To be fair he laid it into Gordon Brown saying:

“The Iron Chancellor has turned into the plastic Prime Minister. Free social care. Free hospital parking. Free child care places. We would all like those things. But where is the money coming from? He is treating the British people like fools,”

Quite right, but whilst this is a start, I still think far more can be done as I outlined before:
1. Abolish all corporate welfare, stop trying to pick winners;
2. Lead a call to cut the EU budget at Brussels;
3. Sell Channel 4, Royal Mail and the tolled bridges/tunnels of the highway network;
4. Cancel plans for a high speed railway, no new taxpayer spending on rail infrastructure;
5. Scrap the ID card scheme;
6. Scrap a wide range of government IT projects;
7. Scrap subsidising rural broadband;
8. Abolish regional development agencies;
9. Fund Scotland on a per capita basis, forcing it to make budget cuts;
10. Eliminate additional welfare payments for those on welfare who have extra children;
11. Negotiate an end to EU welfare tourism;
12. Freeze NHS spending, introduce charges for "no shows" at appointments and charge for more than 1 GP visit a year for those between 18 and 65;
13. Freeze all public sector pay until there is a budget surplus;
14. Terminate public sector pension scheme membership growth;
15. Abolish all NEW agencies established since Labour was elected.

So far we have only number 13. 1 out of 15 George, must try harder.

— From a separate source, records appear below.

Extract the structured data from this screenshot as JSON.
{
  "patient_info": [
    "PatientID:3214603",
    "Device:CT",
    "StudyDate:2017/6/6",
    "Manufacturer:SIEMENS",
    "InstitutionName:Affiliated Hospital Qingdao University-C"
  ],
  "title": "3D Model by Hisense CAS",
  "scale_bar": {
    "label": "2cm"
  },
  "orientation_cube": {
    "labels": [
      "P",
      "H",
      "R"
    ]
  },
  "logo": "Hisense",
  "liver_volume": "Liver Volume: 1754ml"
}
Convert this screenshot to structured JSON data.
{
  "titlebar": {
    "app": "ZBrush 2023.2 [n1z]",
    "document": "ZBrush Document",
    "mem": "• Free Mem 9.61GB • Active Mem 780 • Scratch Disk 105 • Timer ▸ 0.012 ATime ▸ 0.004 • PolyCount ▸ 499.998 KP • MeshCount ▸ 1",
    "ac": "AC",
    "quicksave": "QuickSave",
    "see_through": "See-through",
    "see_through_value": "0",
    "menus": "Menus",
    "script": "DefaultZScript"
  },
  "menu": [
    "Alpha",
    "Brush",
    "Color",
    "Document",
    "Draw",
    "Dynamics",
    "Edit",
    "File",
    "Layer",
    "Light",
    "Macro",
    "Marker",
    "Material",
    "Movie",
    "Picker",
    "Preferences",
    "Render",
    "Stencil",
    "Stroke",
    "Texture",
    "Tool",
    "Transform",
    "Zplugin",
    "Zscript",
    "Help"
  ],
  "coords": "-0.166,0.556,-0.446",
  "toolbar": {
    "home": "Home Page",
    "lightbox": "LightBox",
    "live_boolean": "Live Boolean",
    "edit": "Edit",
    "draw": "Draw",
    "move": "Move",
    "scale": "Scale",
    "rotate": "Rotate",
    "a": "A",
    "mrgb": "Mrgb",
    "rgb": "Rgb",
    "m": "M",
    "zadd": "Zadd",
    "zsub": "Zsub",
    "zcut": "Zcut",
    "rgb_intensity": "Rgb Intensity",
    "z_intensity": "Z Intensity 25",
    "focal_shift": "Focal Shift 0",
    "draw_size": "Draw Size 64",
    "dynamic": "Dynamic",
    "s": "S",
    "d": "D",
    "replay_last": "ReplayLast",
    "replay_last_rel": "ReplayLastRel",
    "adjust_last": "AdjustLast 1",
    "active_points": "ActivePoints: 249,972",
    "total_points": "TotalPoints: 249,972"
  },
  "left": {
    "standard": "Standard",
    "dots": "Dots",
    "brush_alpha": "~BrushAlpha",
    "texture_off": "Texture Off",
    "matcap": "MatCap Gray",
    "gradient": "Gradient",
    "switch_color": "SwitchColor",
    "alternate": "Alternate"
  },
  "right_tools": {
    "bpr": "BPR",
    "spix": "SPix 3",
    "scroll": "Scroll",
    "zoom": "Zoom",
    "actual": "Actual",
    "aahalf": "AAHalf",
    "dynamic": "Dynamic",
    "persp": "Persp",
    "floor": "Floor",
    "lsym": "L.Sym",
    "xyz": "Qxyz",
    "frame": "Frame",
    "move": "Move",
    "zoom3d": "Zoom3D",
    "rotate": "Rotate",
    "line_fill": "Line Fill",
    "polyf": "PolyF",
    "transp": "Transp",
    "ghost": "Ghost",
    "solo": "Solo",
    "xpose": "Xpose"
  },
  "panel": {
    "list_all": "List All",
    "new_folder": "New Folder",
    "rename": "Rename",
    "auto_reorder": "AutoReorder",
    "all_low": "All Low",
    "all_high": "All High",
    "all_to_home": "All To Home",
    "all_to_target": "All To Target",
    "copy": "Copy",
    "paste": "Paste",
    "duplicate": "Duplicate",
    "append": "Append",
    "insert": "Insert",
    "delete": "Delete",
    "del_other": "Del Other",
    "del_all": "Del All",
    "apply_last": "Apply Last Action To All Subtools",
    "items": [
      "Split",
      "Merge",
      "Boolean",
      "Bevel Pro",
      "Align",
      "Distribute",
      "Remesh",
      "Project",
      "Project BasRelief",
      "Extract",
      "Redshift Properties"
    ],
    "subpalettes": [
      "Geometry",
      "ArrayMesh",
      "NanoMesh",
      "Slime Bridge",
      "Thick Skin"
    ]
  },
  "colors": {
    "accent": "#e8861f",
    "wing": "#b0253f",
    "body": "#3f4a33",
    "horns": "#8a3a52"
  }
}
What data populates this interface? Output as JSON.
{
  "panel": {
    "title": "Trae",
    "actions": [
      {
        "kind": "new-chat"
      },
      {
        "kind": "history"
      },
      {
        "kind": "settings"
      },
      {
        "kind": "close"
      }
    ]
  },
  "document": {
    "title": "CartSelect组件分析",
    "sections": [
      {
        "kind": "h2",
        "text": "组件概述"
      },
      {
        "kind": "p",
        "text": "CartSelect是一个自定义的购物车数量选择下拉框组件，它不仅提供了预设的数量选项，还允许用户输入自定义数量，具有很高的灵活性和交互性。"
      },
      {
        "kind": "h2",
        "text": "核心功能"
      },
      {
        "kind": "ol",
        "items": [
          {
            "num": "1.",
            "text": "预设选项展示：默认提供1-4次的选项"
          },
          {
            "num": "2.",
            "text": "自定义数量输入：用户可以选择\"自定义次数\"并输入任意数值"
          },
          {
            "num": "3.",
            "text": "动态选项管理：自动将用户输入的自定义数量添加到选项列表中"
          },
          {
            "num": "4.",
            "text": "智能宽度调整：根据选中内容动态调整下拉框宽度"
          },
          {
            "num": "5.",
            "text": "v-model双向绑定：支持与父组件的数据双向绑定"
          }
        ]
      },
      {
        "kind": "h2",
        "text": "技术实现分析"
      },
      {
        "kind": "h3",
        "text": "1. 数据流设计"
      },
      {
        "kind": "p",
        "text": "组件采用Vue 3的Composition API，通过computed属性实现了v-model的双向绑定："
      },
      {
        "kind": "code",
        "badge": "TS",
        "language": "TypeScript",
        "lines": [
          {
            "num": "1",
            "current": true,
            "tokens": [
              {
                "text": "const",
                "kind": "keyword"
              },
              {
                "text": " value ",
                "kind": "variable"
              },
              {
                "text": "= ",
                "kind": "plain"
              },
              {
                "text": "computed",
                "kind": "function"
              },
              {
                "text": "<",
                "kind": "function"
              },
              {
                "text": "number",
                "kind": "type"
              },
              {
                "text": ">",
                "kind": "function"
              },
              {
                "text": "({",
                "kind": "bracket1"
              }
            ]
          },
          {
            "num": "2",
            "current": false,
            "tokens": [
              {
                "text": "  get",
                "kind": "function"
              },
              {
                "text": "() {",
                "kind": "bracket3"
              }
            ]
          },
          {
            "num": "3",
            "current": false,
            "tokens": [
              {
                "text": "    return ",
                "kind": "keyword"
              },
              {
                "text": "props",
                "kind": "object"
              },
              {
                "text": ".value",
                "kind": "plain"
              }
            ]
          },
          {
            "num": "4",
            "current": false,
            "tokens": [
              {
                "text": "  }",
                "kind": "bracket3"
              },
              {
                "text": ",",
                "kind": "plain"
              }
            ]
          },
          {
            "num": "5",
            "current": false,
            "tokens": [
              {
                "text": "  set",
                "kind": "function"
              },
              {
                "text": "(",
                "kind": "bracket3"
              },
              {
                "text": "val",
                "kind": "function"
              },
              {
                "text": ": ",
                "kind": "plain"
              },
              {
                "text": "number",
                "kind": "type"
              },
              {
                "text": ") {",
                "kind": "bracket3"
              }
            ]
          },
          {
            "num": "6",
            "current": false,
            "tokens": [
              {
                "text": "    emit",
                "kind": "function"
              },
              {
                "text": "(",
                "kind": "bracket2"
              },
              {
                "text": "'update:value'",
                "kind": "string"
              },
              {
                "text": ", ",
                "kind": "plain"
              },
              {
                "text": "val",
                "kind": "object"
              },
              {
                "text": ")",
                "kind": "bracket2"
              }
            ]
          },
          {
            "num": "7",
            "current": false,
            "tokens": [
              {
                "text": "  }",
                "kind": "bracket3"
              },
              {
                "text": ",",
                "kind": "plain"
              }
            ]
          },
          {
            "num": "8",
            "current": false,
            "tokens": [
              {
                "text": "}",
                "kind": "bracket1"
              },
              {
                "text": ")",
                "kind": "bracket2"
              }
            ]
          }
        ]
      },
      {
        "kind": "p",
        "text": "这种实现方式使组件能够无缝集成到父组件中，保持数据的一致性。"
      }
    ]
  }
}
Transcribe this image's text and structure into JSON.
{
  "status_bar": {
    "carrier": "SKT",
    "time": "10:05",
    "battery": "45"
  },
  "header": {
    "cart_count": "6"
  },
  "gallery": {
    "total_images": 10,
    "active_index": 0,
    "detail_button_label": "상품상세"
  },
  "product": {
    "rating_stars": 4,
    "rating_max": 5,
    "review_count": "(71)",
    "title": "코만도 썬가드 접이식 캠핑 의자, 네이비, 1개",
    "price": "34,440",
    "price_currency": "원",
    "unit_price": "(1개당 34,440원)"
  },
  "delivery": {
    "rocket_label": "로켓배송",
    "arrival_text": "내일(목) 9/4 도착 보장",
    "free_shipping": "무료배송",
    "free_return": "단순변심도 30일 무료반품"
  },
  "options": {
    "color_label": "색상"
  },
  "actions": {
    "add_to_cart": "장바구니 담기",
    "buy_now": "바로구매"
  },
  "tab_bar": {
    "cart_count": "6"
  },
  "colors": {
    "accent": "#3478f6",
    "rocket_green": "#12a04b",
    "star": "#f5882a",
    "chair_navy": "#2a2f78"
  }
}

and I wasnt even being libertarian.

06 October 2009

Tory conference

Given that the current Labour government in Britain is morally bankrupt as it:

- Calls for MORE big government to try to get elected;
- Lies about the need for spending cuts, then admits they are needed after no one believes it.

and is third in the polls, you might hope the Conservative Party would be worth looking forward to.

Well the party conference is a chance to present itself as a government in waiting, so what have we seen so far?

- Boris Johnson demanding a referendum on the Lisbon Treaty, even if every other country ratifies it. I'll believe it when I see it, as William Hague has said the CURRENT policy is a referendum. Frankly, all that matters to me is that the UK relationship to Brussels is renegotiated;
- Promises that every town will have a school for tradespeople. Oh dear.
- Boris Johnson noting that he has freezed the Greater London Assembly portion of Council tax for another year, and will again next year, and wants the forthcoming 50p tax rate abolished;
- National Insurance (a tax) to be abolished for new companies for the first two years;
- Waffle about cutting "NHS red tape" to save money;
- People on incapacity benefits to face tough tests to check if they are capable of working.

Yawn.

Janet Daley in the Sunday Telegraph made a great point when she demanded the Tories put forward the moral case for spending cuts.

"The Conservatives must stake their claim to be the party that has a positive account, a morally attractive case, for saying that public spending – which is to say, the power of the state – can and should be reduced permanently. Sounds like heresy? Only if you buy into the lexicon of the Labour-Guardian-"equality" lobby – which is, of course, precisely what Mr Brown wants you to do."

"David Cameron's Tories can present themselves as sole custodians of the future in which a smaller state will mean a stronger society."


I'm not holding my breath. This is, after all, the party that still believes in stopping a private company expanding its airport.